The Monetary Policy Committee of the Bank of Ghana has maintained the Benchmark rate at 14.5 percent, citing the balance of risks to inflation and growth.
In a statement issued following its meeting, the Committee indicated an elevated risk to the inflation outlook in its forecast horizon, but relief measures on utility are likely to ease price pressures in the outlook.
“The Bank’s latest forecast points to elevated risks to the inflation outlook in the forecast horizon, underscored by the recent jump in headline inflation. However, on the downside, relief measures on water and electricity tariffs and declining crude oil prices are likely to ease price pressures in the outlook,” the Committee said in the statement.
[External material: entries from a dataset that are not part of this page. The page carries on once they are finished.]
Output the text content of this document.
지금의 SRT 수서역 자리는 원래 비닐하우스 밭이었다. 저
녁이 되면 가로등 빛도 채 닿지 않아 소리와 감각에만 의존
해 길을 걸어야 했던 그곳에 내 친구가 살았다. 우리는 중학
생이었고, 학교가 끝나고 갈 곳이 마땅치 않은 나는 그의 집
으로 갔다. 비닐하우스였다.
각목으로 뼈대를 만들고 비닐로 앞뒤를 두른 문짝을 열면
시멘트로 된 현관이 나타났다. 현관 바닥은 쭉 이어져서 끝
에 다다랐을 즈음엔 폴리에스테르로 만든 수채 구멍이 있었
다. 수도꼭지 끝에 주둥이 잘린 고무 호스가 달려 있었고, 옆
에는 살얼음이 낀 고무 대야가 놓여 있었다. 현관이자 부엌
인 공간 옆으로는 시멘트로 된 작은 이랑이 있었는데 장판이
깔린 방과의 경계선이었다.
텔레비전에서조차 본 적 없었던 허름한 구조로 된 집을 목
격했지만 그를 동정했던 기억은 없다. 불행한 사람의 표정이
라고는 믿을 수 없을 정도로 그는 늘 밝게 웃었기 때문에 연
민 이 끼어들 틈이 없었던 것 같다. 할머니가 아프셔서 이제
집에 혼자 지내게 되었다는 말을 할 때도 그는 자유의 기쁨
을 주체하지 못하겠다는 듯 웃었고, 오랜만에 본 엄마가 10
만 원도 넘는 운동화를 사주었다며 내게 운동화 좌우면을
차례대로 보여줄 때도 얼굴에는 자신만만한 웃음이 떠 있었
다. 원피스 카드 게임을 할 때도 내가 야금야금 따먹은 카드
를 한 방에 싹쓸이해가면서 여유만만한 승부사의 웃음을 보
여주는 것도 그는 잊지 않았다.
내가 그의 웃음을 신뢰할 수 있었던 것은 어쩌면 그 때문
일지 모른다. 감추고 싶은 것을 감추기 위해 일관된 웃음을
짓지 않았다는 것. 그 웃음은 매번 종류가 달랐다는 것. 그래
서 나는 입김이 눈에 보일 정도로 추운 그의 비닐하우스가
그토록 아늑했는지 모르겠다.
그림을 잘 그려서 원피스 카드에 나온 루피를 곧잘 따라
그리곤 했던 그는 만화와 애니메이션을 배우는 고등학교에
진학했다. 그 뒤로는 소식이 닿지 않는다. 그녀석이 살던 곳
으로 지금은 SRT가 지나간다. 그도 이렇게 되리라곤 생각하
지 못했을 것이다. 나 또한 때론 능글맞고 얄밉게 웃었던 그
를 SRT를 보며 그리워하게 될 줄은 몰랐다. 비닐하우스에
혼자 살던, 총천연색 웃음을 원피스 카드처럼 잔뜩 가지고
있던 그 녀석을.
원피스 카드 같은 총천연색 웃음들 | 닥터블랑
The recent rise in inflation to 10.6 percent, is projected to peak in the second quarter and begin to return to the disinflation path in subsequent quarters with inflation settling within the medium-term target band by the end of the year.
The Committee also noted that, on the growth outlook, baseline projections show a sharp downturn in GDP growth with the economy operating below capacity in the medium-term.
After remaining flat at 7.8 percent for three consecutive readings (January-March 2020), headline inflation jumped up in April to 10.6 percent—outside the Bank’s inflation target band.
The sharp rise in inflation is attributed to increased demand for food items stemming from the two panic-buying episodes preceding the market fumigation exercises across the country and the partial lockdown in both Accra and Kumasi—the two largest cities. This led to exaggerated food prices in April.
Food and non-alcoholic beverages prices rose to 14.4 percent, significantly higher than the 8.4 percent recorded in March 2020. Non-food inflation increased to 7.7 percent in April 2020 from 7.5 percent in March 2020.